前回第190回の論説で、研修や啓発活動を通じて、品質の確保・向上や善管注意義務の重要性を伝えるなかで、伝えることの難しさを痛感していると述べた。

そこで今回は「伝わる」ということについて考えてみたい。

社内で発生するミスに情報伝達の不備を要因とした「伝えたつもりなのに伝わっていないケース」や「誤った伝わり方をしたケース」がしばしば見られる。なぜ伝わらなかったのか、情報を発信した当事者に聞くと、共通して「相手は分かっているはず」、「当然の共通認識だ」との思い込みがあったようである。つまり、伝える側が伝える相手の認識範囲を見誤り、共通認識と捉えた情報の説明を省いてしまったことで、受け取る側の理解不足や誤解を生んでしまったと考えられる。

更に、伝わりづらい情報として、経験的知識とも呼ばれる暗黙知があげられる。暗黙知とは、個人の経験に基づいた知識であり、言語化しづらく、知識の共有が進みにくいと言われている。例えば専門分野や世代が異なると、経験の違いや差が大きくなりがちであり、自分にとって当然の認識が他者にとっては認識の範囲外であるという可能性がある。ノウハウや手順は文書・マニュアル化することで暗黙知から形式知に変えて、知識として共有することで共通認識の範囲は広がり、それによって情報伝達の不備は減り、正確に伝えられると考える。

以上のことから、情報を正確に伝えるためには、まず、伝える相手の認識範囲の把握と暗黙知から形式知への変換が重要と考える。伝える相手の認識範囲は伝えた時の相手の反応を観察し、伝わったかどうか不安な箇所については、問いかけを行うことで把握する。また、相手からの質問を受け、それに答えることで、相手の認識範囲を広げることができる。

研修や啓発活動において、伝えるスキルを向上させ、伝えたいことを正確に伝えることができたとして、それだけで伝わったと言えるだろうか。伝えた相手がその情報や知識を活かして行動を起こさなければ、真の意味で伝わったとは言えないのではないだろうか。「伝わる」とは、伝えたいことが正確に伝わるだけでなく、相手の心に届き、伝えた相手がその情報や知識を活かして行動を起こす動機づけとなるメッセージとして伝わることだと思う。では、相手の心に届けるために大切なことは何だろうか。
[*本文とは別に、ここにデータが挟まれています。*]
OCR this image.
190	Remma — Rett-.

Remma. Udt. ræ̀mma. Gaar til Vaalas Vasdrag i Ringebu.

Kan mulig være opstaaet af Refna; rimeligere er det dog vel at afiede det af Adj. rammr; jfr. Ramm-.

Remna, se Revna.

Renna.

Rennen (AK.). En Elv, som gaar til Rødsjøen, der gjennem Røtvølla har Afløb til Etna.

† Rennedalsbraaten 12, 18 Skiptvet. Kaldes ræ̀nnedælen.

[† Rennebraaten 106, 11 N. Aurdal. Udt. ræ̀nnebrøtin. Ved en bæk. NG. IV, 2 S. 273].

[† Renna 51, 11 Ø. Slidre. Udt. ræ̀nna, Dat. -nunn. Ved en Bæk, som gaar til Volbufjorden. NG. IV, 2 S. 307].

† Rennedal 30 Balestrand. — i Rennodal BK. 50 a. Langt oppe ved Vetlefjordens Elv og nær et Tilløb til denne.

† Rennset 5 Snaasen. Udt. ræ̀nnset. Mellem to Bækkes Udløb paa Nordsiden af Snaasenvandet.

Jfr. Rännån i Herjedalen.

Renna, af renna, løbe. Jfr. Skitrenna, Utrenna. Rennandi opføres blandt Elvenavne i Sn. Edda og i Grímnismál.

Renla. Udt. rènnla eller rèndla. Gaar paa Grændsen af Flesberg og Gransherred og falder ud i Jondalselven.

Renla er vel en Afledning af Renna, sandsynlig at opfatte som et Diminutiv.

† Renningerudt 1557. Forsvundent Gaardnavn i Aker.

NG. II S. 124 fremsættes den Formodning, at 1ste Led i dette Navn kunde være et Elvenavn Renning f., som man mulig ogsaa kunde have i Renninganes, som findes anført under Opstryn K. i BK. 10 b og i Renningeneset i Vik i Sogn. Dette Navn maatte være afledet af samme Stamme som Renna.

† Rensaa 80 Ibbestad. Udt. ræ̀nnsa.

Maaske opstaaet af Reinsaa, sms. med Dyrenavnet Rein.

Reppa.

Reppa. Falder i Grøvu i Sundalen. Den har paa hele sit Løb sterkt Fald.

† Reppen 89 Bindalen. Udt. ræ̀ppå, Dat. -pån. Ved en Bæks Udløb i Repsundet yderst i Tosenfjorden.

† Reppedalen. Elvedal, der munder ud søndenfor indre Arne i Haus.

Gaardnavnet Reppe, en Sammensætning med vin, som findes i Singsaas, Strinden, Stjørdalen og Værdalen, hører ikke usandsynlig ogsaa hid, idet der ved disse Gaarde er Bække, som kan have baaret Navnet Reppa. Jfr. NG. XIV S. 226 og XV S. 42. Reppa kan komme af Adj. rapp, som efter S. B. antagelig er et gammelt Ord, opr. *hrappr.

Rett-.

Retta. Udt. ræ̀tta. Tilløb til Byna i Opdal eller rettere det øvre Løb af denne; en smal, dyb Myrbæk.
一般的に、人は信頼した人の言葉に耳を傾ける傾向にあると言われている。それは逆に考えれば、どんなに重要なメッセージや正論であっても、熱意をもって語られたとしても、人は信頼や好意を抱いていない相手からの言葉には共感しづらく、動機づけにならないため、行動に移すのが難しいということになる。そう考えると、これまで取り組んできた研修や啓発活動はわかってもらいたい気持ちが先行し、相手を説得しようとして一方的な説明になっていたために、相手に伝わらなかったのではと思う。必要だったのは、相手のことを理解したいという姿勢を示し、相手の意見を聞くことだったのではないか。また、日頃から相手の信頼を得られるよう誠実に対応し、知識や技術を身につける努力を続けながら、相手に届くメッセージとして伝えていくことが大切だったのだと思う。

土木分野において、知識や技術の伝承は近々の課題であり、引退を前にした技術者は、これまでの経験や知識を次世代へ伝えたいと思っている。そして、次世代の技術者は、受け継いだ知識や技術を活かし、さらに経験を重ねて、またその次の世代に伝えていくことが求められている。土木工学は経験工学であり、土木の技術や知識は経験と実践によって蓄積された暗黙知を言語化して伝えられているが、先輩技術者が最も伝えなければならないのは、「土木の魅力」ではないだろうか。「土木の魅力」は知識という情報だけでは伝わりづらく、伝えるのはとても難しいが、次世代が先輩技術者の経験を追体験できる機会や仕組みを作るとともに、先輩技術者が自らの経験を語るなかで自分の感じている「土木の魅力」を伝えていくことがとても大切だと思う。その先輩技術者のメッセージが真の意味で次世代に伝わり、彼らの行動を起こすための動機づけになるためには、伝える側である先輩技術者と伝える相手である次世代の技術者との信頼関係や互いを技術者として尊重し、分かりあおうとする姿勢が大切になると思う。

最後に先輩技術者と若い技術者に伝えたい。「お互いを理解しようと歩み寄ることから始めませんか」。同じ土木技術の発展を目指す土木技術者として、大切なことを伝え、継承していくために。